莫詞竹一棍打在它的腹部,隨後冰霜散開,狐言一擊倒是真打中了它的眼睛。

但似乎只是讓它變的更加暴躁了。

穆商的幻術影響了它的判斷,使它對著虛無的地方攻擊。

然而暴躁的犼獸,身形再次變大,穆商維持著幻境,差點被尾巴掃到。

羽卿的白羽瞬間組成一件披風落在了穆商身上,護住了她。

“多謝。”穆商輕聲道。

羽卿沒有回應她,而是凝聚力量在槍|尖,身後的羽翼展開,手執銀|槍,果斷的給了犼獸的角一擊。

斷了一角,讓它變的格外的暴躁。

豐澤的銀鉤卡在了犼獸的利爪之中,難以取出,斷了一角的犼獸變的無比的暴躁,靈氣蕩開,長尾一甩,除了羽卿和胡言,其他人竟都被甩出去了。

莫詞竹咬了咬牙,變回原形,將穆商接住,而豐澤也變回了原形,雪洇指尖凝聚了雷電,向犼獸襲去。

羽卿手中的銀|槍,再次落在了犼獸的腹部,羽翼展開,急速的向後劃去,水靈氣在她的槍尖縈繞,令犼獸的傷口無法愈合。

白蛇和犼獸纏鬥起來,莫詞竹恢覆原身,整個洞府迅速的被寒冰覆蓋,莫詞竹也和白蛇一樣與犼獸纏鬥著。

龍爪劃過它的後背,硬是將之弄傷了。

穆商再次展開幻境,同時展開了魅術,攻擊著犼獸的靈魂。

幾人合力,犼獸漸漸的落入了下風,而此時劍陣之中也傳來了異動。

然而這異動卻讓犼獸再次發狂。

豐澤被它的前爪按在地上,蛇身被碾入塵土,整個洞府開始晃動。

莫詞竹釋放出龍息,龍尾掃過犼獸壓著白蛇的前肢,寒冰將前爪凍住,狐言趁機長鞭襲擊過去,那犼獸的這只前爪就此斷開。

穆商的幻境讓犼獸的法術都落到了空出,那犼獸斷了一只前爪,但並未就此放棄,反而有種想向劍冢的大門沖去的意向。

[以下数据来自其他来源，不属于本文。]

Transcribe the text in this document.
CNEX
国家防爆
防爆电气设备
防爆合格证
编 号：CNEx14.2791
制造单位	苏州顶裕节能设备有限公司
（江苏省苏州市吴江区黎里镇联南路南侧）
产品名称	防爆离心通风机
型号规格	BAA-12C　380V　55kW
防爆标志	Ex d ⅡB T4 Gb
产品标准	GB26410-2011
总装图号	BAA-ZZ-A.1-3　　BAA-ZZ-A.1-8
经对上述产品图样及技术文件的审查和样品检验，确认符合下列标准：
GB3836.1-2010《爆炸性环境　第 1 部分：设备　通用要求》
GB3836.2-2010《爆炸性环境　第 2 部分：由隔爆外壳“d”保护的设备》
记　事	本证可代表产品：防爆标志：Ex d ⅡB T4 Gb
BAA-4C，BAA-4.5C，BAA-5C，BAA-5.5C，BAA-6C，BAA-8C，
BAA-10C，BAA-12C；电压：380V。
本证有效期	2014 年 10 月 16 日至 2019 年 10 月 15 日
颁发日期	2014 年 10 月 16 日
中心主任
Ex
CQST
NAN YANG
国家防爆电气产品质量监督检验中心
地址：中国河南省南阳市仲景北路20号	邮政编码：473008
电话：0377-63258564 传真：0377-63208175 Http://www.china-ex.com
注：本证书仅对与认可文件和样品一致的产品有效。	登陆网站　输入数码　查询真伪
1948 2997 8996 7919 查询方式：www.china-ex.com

莫詞竹心中一震,莫詞晚正在破陣,此時要是犼獸闖了進去,莫詞晚必死無疑。

震耳欲聾的龍吟響徹,狐言再一鞭將犼獸的另一只眼睛毀去。

雪洇的雷擊也落在犼獸身上。

冰龍將向大門狂奔的犼獸纏住,龐大的龍息釋放,在場的所有妖族都感覺到了一瞬間的靈魂深處的戰栗,但莫詞竹的修為到底是在場所有人最低的,因此那影響也只有一瞬間。

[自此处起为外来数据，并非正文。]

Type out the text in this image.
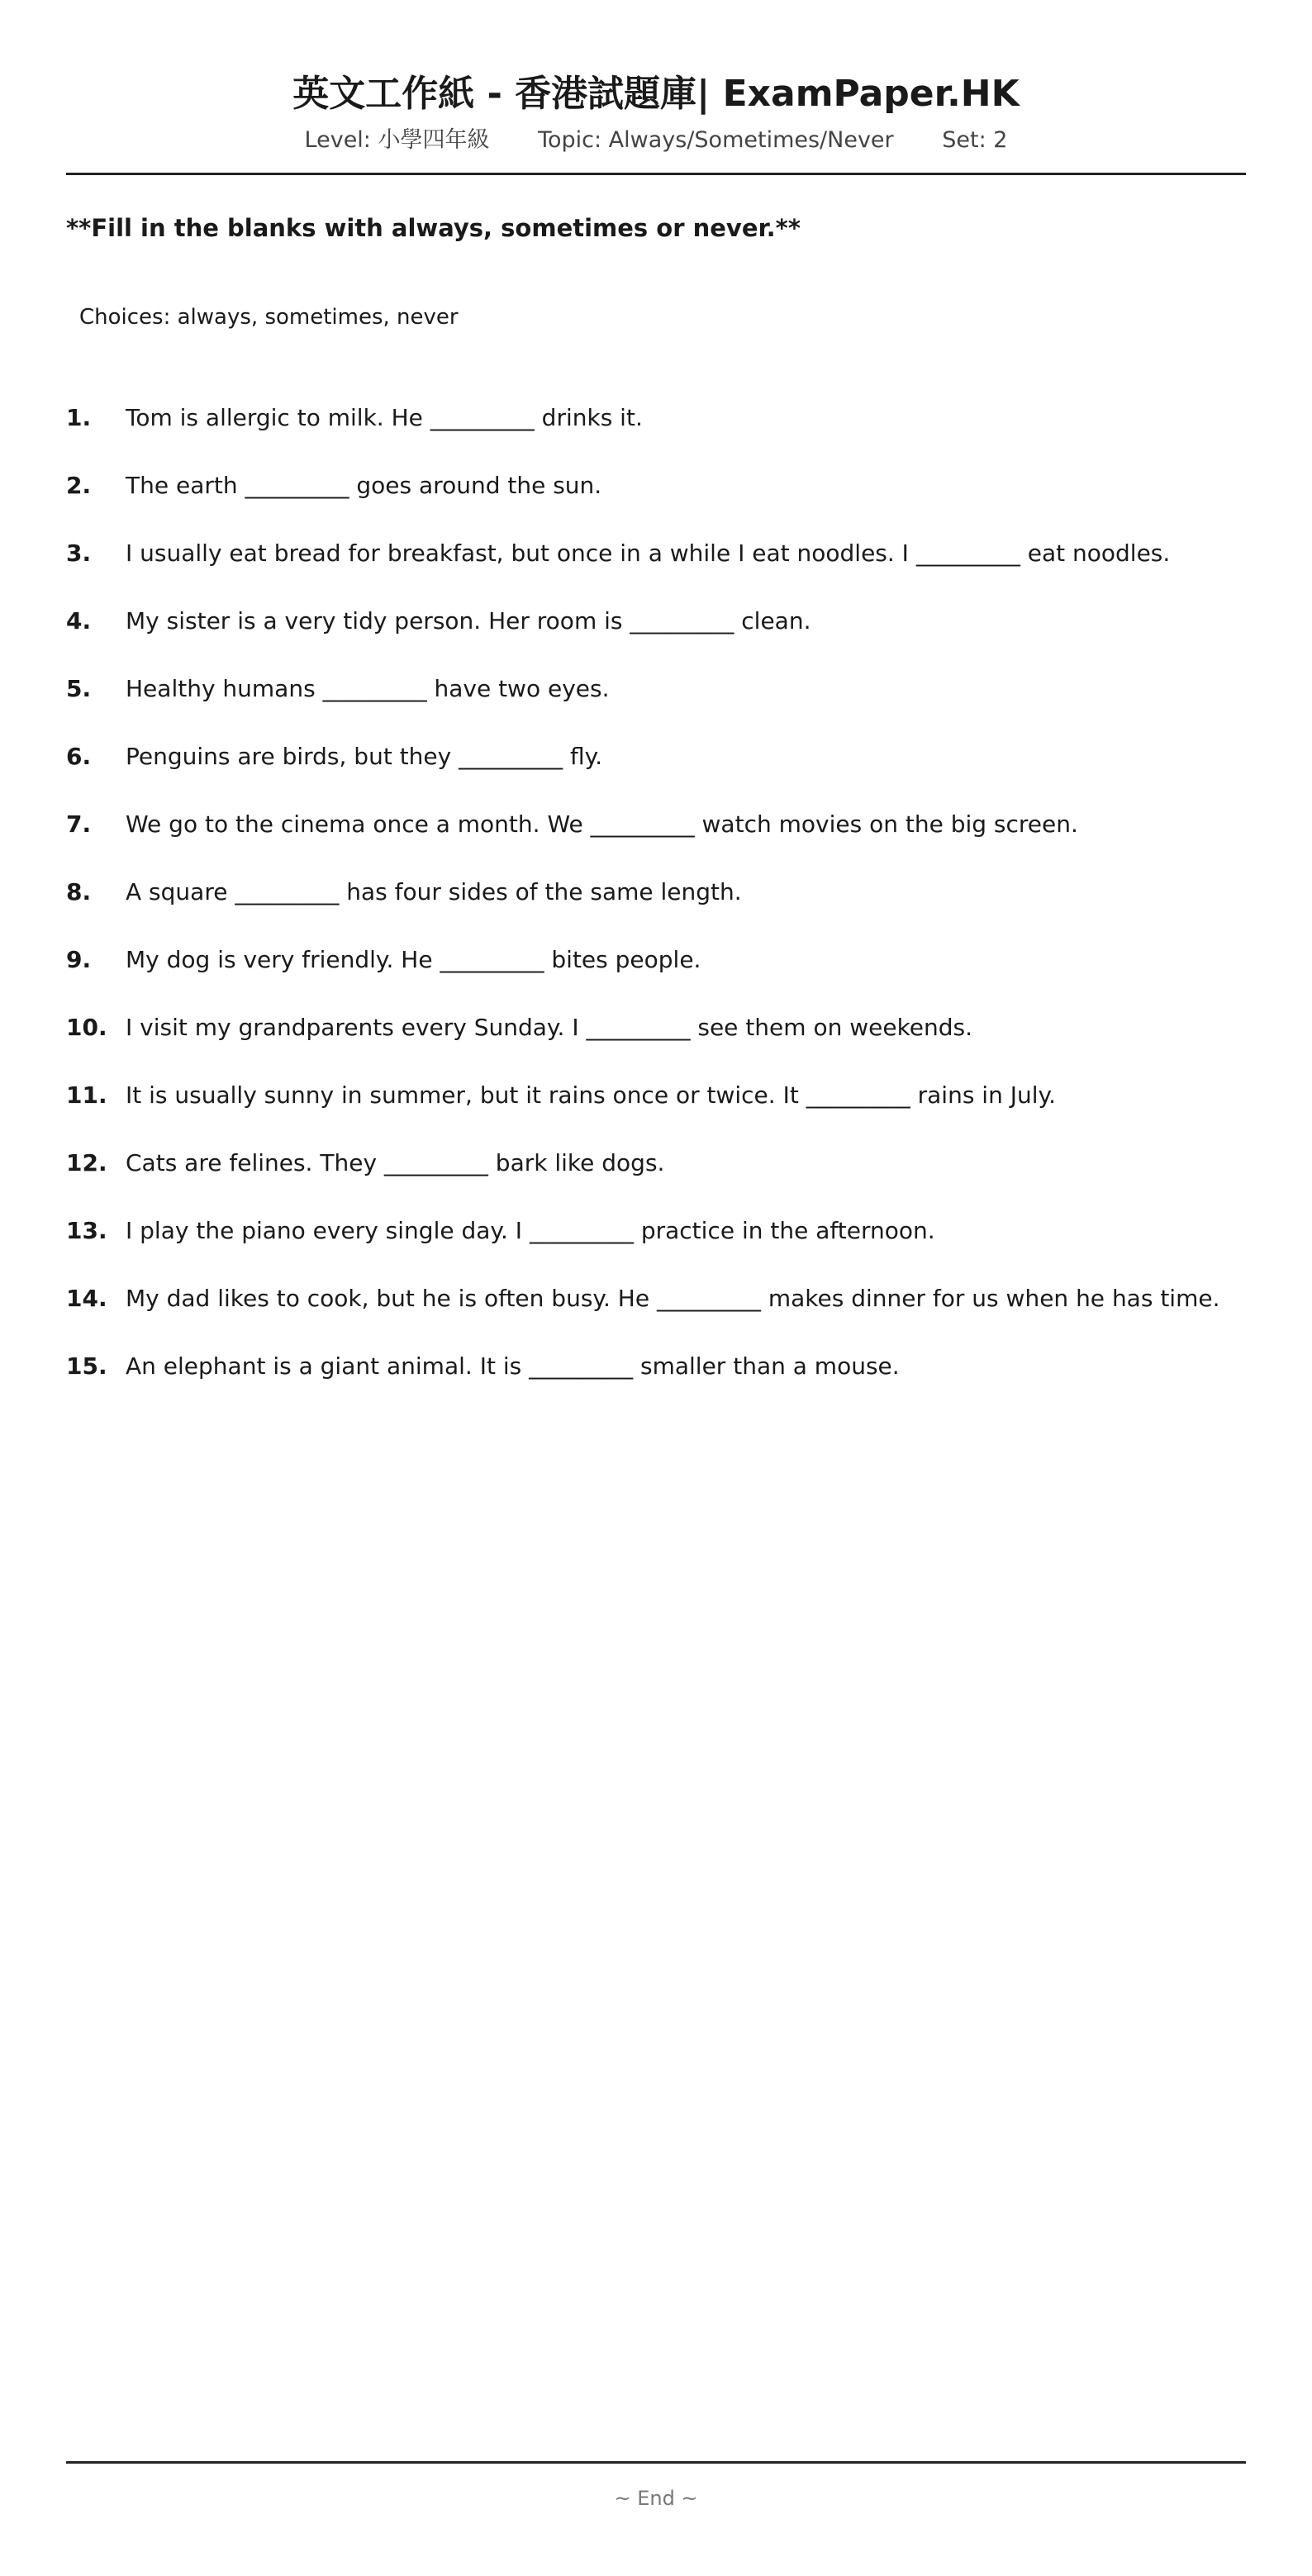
英文工作紙 - 香港試題庫| ExamPaper.HK
Level: 小學四年級 Topic: Always/Sometimes/Never Set: 2
**Fill in the blanks with always, sometimes or never.**
Choices: always, sometimes, never
1.	Tom is allergic to milk. He _________ drinks it.
2.	The earth _________ goes around the sun.
3.	I usually eat bread for breakfast, but once in a while I eat noodles. I _________ eat noodles.
4.	My sister is a very tidy person. Her room is _________ clean.
5.	Healthy humans _________ have two eyes.
6.	Penguins are birds, but they _________ fly.
7.	We go to the cinema once a month. We _________ watch movies on the big screen.
8.	A square _________ has four sides of the same length.
9.	My dog is very friendly. He _________ bites people.
10. I visit my grandparents every Sunday. I _________ see them on weekends.
11. It is usually sunny in summer, but it rains once or twice. It _________ rains in July.
12. Cats are felines. They _________ bark like dogs.
13. I play the piano every single day. I _________ practice in the afternoon.
14. My dad likes to cook, but he is often busy. He _________ makes dinner for us when he has time.
15. An elephant is a giant animal. It is _________ smaller than a mouse.
~ End ~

龍身纏繞著犼獸,龍爪按著它的腦袋,刺骨的寒冰瞬間將犼獸封住。

羽卿和狐言見狀,同時攻擊了它的兩只角,而白蛇乘機斷了它的尾巴。

雪洇手執長劍自犼獸腹部一劍而下,順著方才羽卿留下的舊傷,將之貫穿。

最後一瞬間,自犼獸身上散發出的強大的妖氣,一道道火焰落下,連羽卿都被火焰傷到了,冰霜追隨著火焰,一道道撲滅,才讓眾人沒有受重傷。

直到犼獸徹底倒下了,莫詞竹才松開了它。

幻化回人形,瞬間吐出了一口血,到底是洪荒的兇獸,垂死掙紮的全力一擊,豈是莫詞竹這小小心動期能抵抗的。

穆商眼疾手快的扶著她:“小竹兒。”

其他人雖也受了傷,但本身實力比莫詞竹強,加上莫詞竹是直接用龍身纏著犼獸,最後犼獸釋放的威壓和靈力全是莫詞竹承受的。

“噗!”莫詞竹想回答她,但不過是動了動舌頭,便壓不住那股血腥,吐了口血昏迷了過去。

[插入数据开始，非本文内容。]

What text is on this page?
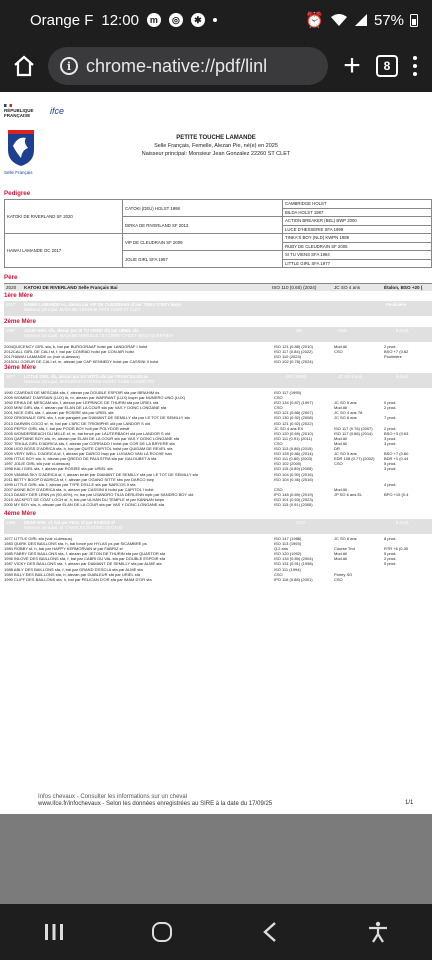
Orange F 12:00	m	◎	✱	⏰	57%
i chrome-native://pdf/linl	+	8
RÉPUBLIQUE FRANÇAISE	ifce
Selle Français
PETITE TOUCHE LAMANDE
Selle Français, Femelle, Alezan Pie, né(e) en 2025
Naisseur principal: Monsieur Jean Gonzalez 22260 ST CLET
Pedigree
KATOKI DE RIVERLAND SF 2020	CATOKI (DEU) HOLST 1998	CAMBRIDGE HOLST
		BILDA HOLST 1987
	DIRKA DE RIVERLAND SF 2013	ACTION BREAKER (BEL) BWP 2000
		LUCE D'HESSERIE SFA 1999
HAWAI LAMANDE OC 2017	VIP DE CLEUDRAIN SF 2009	TINKA'S BOY (NLD) KWPN 1989
		RUBY DE CLEUDRAIN SF 2005
	JOLIE GIRL SFA 1997	SI TU VIENS SFA 1984
		LITTLE GIRL SFA 1977
Père
2020	KATOKI DE RIVERLAND Selle Français Bai	ISO 110 (0.60) (2024)	JC SO 4 ans	Étalon, BSO +20 (
1ère Mère
2017	HAWAI LAMANDE oc, alezan par VIP DE CLEUDRAIN sf par TINKA'S BOY kwpn
Naisseur principal: MADAME VIRGINIE PAYS 22260 ST CLET
Poulinière
2ème Mère
1997	JOLIE GIRL sfa, alezan par SI TU VIENS sfa par URIEL sfa
Naisseur principal: MADAME MIREILLE LE CORRE CADOT 29310 QUERRIEN
DR	CSO	5 prod.
2004QUICENCY GIRL sfa, b, bai par BURGGRAAF holst par LANDGRAF I holst	ISO 121 (0.88) (2010)	Mod All	2 prod.
2012CALL GIRL DE CALI sf, f, bai par CONRAD holst par CON AIR holst	ISO 117 (0.84) (2022)	CSO	BSO +7 (0.62
2017HAWAI LAMANDE oc (voir ci-dessus)	ISO 110 (2024)	Poulinière
2015OLI COEUR DE CALI sf, m, alezan par CAP KENNEDY holst par CASSINI II holst	ISO 102 (0.78) (2024)
3ème Mère
1977	LITTLE GIRL sfa, alezan par EX VOTO sfa par FRANCIULUS ps
Naisseur principal: MONSIEUR ETIENNE HURET 62360 CONDETTE
ISO (1988)	JC SO 6 ans	8 prod.
1990 CZARDAS DE MESCAM sfa, f, alezan par DOUBLE ESPOIR sfa par IBRAHIM ds	ISO 117 (1995)
2009 WOMBAT D'AIRSAIN (LUX) lb, m, alezan par WARRANT (LUX) kwpn par NUMERO UNO (LUX)	CSO
1992 ERIKA DE MESCAM sfa, f, alezan par LEPRINCE DE THURIN sfa par URIEL sfa	ISO 134 (0.87) (1997)	JC SO 5 ans	0 prod.
2000 MINI GIRL sfa, f, alezan par ELAN DE LA COUR sfa par VAS Y DONC LONGANE sfa	CSO	Mod All	2 prod.
2001 NICE GIRL sfa, f, alezan par ROSIRE sfa par URIEL sfa	ISO 121 (0.88) (2007)	JC SO 4 ans T8
2002 ORIGINALE GIRL sfa, f, noir pangaré par DIAMANT DE SEMILLY sfa par LE TOT DE SEMILLY sfa	ISO 130 (0.92) (2008)	JC SO 6 ans	7 prod.
2013 DARWIN COCO sf, m, bai par L'ARC DE TRIOMPHE old par LANDOR S old	ISO 121 (0.92) (2022)
2003 PEPSY GIRL sfa, f, bai par POOR BOY holl par POLYDOR westf	JC SO 4 ans EX	ISO 117 (0.76) (2007)	2 prod.
2005 WONDERBEACH DU MILLE sf, m, bai foncé par LAUTERBACH old par LANDOR S old	ISO 120 (0.69) (2010)	ISO 117 (0.86) (2014)	BSO +3 (0.63
2004 QAPTAINE BOY sfa, m, alezan par ELAN DE LA COUR sfa par VAS Y DONC LONGANE sfa	ISO 111 (0.91) (2011)	Mod All	3 prod.
2007 TEKILA GIRL D'ADRICA sfa, f, alezan par CORRADO I holst par COR DE LA BRYERE sfa	CSO	Mod All	3 prod.
2008 UGO BOSS D'ADRICA sfa, h, bai par QUITE CAPITOL holst par QUIDAM DE REVEL sfa	ISO 113 (0.86) (2015)	DR
2009 VERY WELL D'ADRICA sf, f, alezan par DARCO bwp par LUGANO VAN LA ROCHE han	ISO 128 (0.86) (2014)	JC SO 5 ans	BSO +7 (0.60
1996 ITTLE BOY sfa, h, alezan par QREDO DE PAULSTRA sfa par GALOUBET A sfa	ISO 111 (0.80) (2003)	EDR 108 (0.77) (2002)	BDR +1 (0.44
1997 JOLIE GIRL sfa (voir ci-dessus)	ISO 102 (2000)	CSO	5 prod.
1998 KALI GIRL sfa, f, alezan par ROSIRE sfa par URIEL sfa	ISO 115 (0.89) (2005)	3 prod.
2009 VANINA SKY D'ADRICA sf, f, alezan brulé par DIAMANT DE SEMILLY sfa par LE TOT DE SEMILLY sfa	ISO 104 (0.90) (2016)
2011 BETTY BOOP D'ADRICA sf, f, alezan par OGANO SITTE sbs par DARCO bwp	ISO 104 (0.46) (2016)
1999 LITTLE GIRL sfa, f, alezan par TYPE D'ELLE sfa par NARCOS II sfa	4 prod.
2007 AKINE BOY D'ADRICA sfa, h, alezan par CASSINI II holst par CAPITOL I holst	CSO	Mod All
2013 DANDY DER LENN ph (90,40%), m, bai par USANDRO TILIA DERLENN wpb par SANDRO BOY old	IPO 148 (0.69) (2019)	JP SO 6 ans EL	BPO +19 (0.4
2015 JACKPOT DE COAT LOCH sf, h, bai par ULHAN DU TEMPLE sf par KANNAN kwpn	ISO 101 (0.63) (2023)
2000 MY BOY sfa, h, alezan par ELAN DE LA COUR sfa par VAS Y DONC LONGANE sfa	ISO 115 (0.91) (2005)
4ème Mère
1969	DEAR GIRL sf, bai par FEAL sf par KAIROS sf
Naisseur principal: M. CHARLES EUGENE DECAUX
CSO	8 prod.
1977 LITTLE GIRL sfa (voir ci-dessus)	ISO 147 (1988)	JC SO 6 ans	8 prod.
1983 QUIRK DES BAILLONS sfa, h, bai foncé par HYLAS ps par SICAMBRE ps	ISO 113 (1993)
1984 ROBBY sf, h, bai par HAPPY KERMORVAN sf par FABRIZ sf	Q.2 ans	Course Trot	RTR +6 (0.30
1985 FABRY DES BAILLONS sfa, f, alezan par JETON DE THURIN sfa par QUASTOR sfa	ISO 120 (1992)	Mod All	5 prod.
1996 INLOVE DES BAILLONS sfa, f, bai par CABRI DU VAL sfa par DOUBLE ESPOIR sfa	ISO 134 (0.89) (2004)	Mod All	2 prod.
1987 VICKY DES BAILLONS sfa, f, alezan par DIAMANT DE SEMILLY sfa par ALME sfa	ISO 131 (0.91) (1998)	5 prod.
1988 ABLY DES BAILLONS sfa, f, bai par GRAND D'ESCLA sfa par ALME sfa	ISO 111 (1994)
1989 BILLY DES BAILLONS sfa, h, alezan par DIABLEUR sfa par URIEL sfa	CSO	Poney SO
1990 CLIFF DES BAILLONS sfa, h, bai par PELICAN D'OR sfa par IMAM D'OR sfa	IPO 116 (0.88) (2001)	CSO
Infos chevaux - Consulter les informations sur un cheval
www.ifce.fr/infochevaux - Selon les données enregistrées au SIRE à la date du 17/09/25	1/1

而此時在劍冢之中的莫詞晚剛剛破開劍陣,取得了她上輩子的本命劍天玄劍,劍身半透明,但劍芒所過之處萬物皆可破。

“天玄,久等了。”莫詞晚契約了天玄劍,久違的熟悉感湧上心頭。

然而她才剛剛取得劍,便有一股不安湧上心頭,令她心慌。

“竹兒。”莫詞晚心中一顫,連忙開啟了大門。

打開門便看到那個躺在穆商懷裏的人兒,臉色蒼白毫無血色,身上亦是狼狽不堪,冰藍色的裙子上染了腥紅的血,嘴角也尚掛著一絲血跡。

穆商正在給她餵丹藥。

莫詞晚心臟陡然一陣刺痛,說好的要保護竹兒,卻屢次令她身受重傷。

她幾乎是顫抖著從穆商手中接過那脆弱的好似要消散的人兒。

“差一點就傷及丹田了,但她身上又靈器護體,卸去了大半的靈力攻擊,這才保住了一命。”穆商捂著胸口,艱難的給莫詞晚說到。

雪洇服了丹藥,調息了一會。

“我來給阿竹治療,我會一些治療之術。”雪洇輕聲道。

莫詞晚讓莫詞竹靠在自己懷裏,擡眸看向雪洇,最後點了點頭:“好,多謝。”

雪洇在給莫詞竹治療,羽卿給莫詞晚解釋了一下方才的情況。

“你是說,竹兒是見犼**沖入劍陣之中,所以才拼命攔住它的?”莫詞晚顫聲問到。

羽卿點了點頭:“嗯。”

莫詞晚的眼眸染上了一層紅色,替懷裏的人清理了身上的血汙:“傻瓜,姐姐哪有那麽弱。”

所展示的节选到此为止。